La commission souligne que le deuxième alinéa de l’article L323-2 du même code vous oblige à mettre des licences types à la disposition, par voie électronique, des personnes intéressées par ces réutilisations.

S’agissant du droit d’accéder aux documents et informations détenus par l’administration et relatifs aux captages d’eau et à leur périmètre de protection, qu’il s’exerce en vue d’une réutilisation ou sans projet de réutilisation, la commission rappelle les termes de son avis n°20150070 du 2 avril 2015, par lequel elle a estimé que les modalités particulières de publicité des périmètres de protection des captages d’eau potable, prévues aux articles L1321-2 et R1321-13-1 du code de la santé publique, n’excluent pas la mise en oeuvre du droit d’accès garanti par les dispositions de la loi du 17 juillet 1978 reprises au code des relations entre le public et l’administration et, s’agissant d’informations relatives à l’environnement, par les articles L124-1 à L124-8 du code de l’environnement.

La commission estime, comme elle l’a déjà fait dans ses avis n°20150070 et n° 20152820, qu’eu égard à l’objet et à l’étendue des périmètres de protection des captages d’eau destinée à la consommation humaine, qui ont fait l’objet de publicité dans les conditions prévues par les dispositions rappelées ci-dessus, la protection de la sécurité publique ne s’oppose pas à la communication des données relatives à ces captages et périmètres de protection à toute personne qui en fait la demande, en application de l’article L311-1 du code des relations entre le public et l’administration et des articles L124-1 à L124-8 du code de l’environnement, même au format vectoriel SIG.

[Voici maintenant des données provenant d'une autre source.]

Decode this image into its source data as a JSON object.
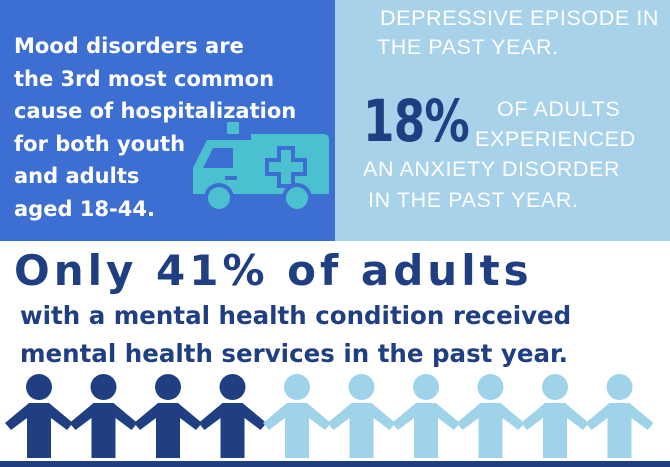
{
  "colors": {
    "dark_navy": "#1f3f82",
    "medium_blue": "#3c6fd1",
    "light_blue": "#a8d1ea",
    "icon_teal": "#4bc1d0",
    "person_dark": "#1f3f82",
    "person_light": "#9fd3ea",
    "white": "#ffffff"
  },
  "left_panel": {
    "lines": [
      "Mood disorders are",
      "the 3rd most common",
      "cause of hospitalization",
      "for both youth",
      "and adults",
      "aged 18-44."
    ],
    "icon": "ambulance-icon"
  },
  "right_panel": {
    "top_line1": "DEPRESSIVE EPISODE IN",
    "top_line2": "THE PAST YEAR.",
    "stat": "18%",
    "stat_line1": "OF ADULTS",
    "stat_line2": "EXPERIENCED",
    "stat_line3": "AN ANXIETY DISORDER",
    "stat_line4": "IN THE PAST YEAR."
  },
  "bottom": {
    "headline": "Only 41% of adults",
    "line1": "with a mental health condition received",
    "line2": "mental health services in the past year.",
    "people_total": 10,
    "people_highlighted": 4,
    "icon": "person-icon"
  }
}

Dans la mesure où, selon les précisions que vous avez apportées en séance, les risques que cette communication pourrait présenter pour la sécurité publique s’attachent essentiellement à leur diffusion publique éventuelle, la commission estime que la communication de la cartographie des captages dressée par certaines agences régionales de santé ou d’autres autorités administratives ne présente pas non plus, par elle-même, de risque pour la sécurité publique, même au format vectoriel SIG.

La commission estime donc que la communication de ces documents ne peut donc être refusée à un demandeur tel que, notamment, la société Altermap. L’administration est cependant fondée, à l’occasion de cette communication, à rappeler que la réutilisation des informations qu’ils comportent n’est possible que sous réserve de la délivrance et du respect de la licence de réutilisation, dont vous avez défini les conditions et qui exclut la diffusion publique de ces plans, cartes et autres données.

La commission estime, comme elle l’avait déjà fait dans ses avis n°20150070 et n° 20152820, qu’eu égard à l’objet et à l’étendue des périmètres de protection des captages, qui ont fait l’objet de publicité dans les conditions réglementaires rappelées ci-dessus, la protection de la sécurité publique ne s’oppose pas à la communication des données relatives aux captages d’eau destinée à la consommation humaine et à leurs périmètres de protection à toute personne qui en fait la demande, en application de l’article L311-1 du code des relations entre le public et l’administration.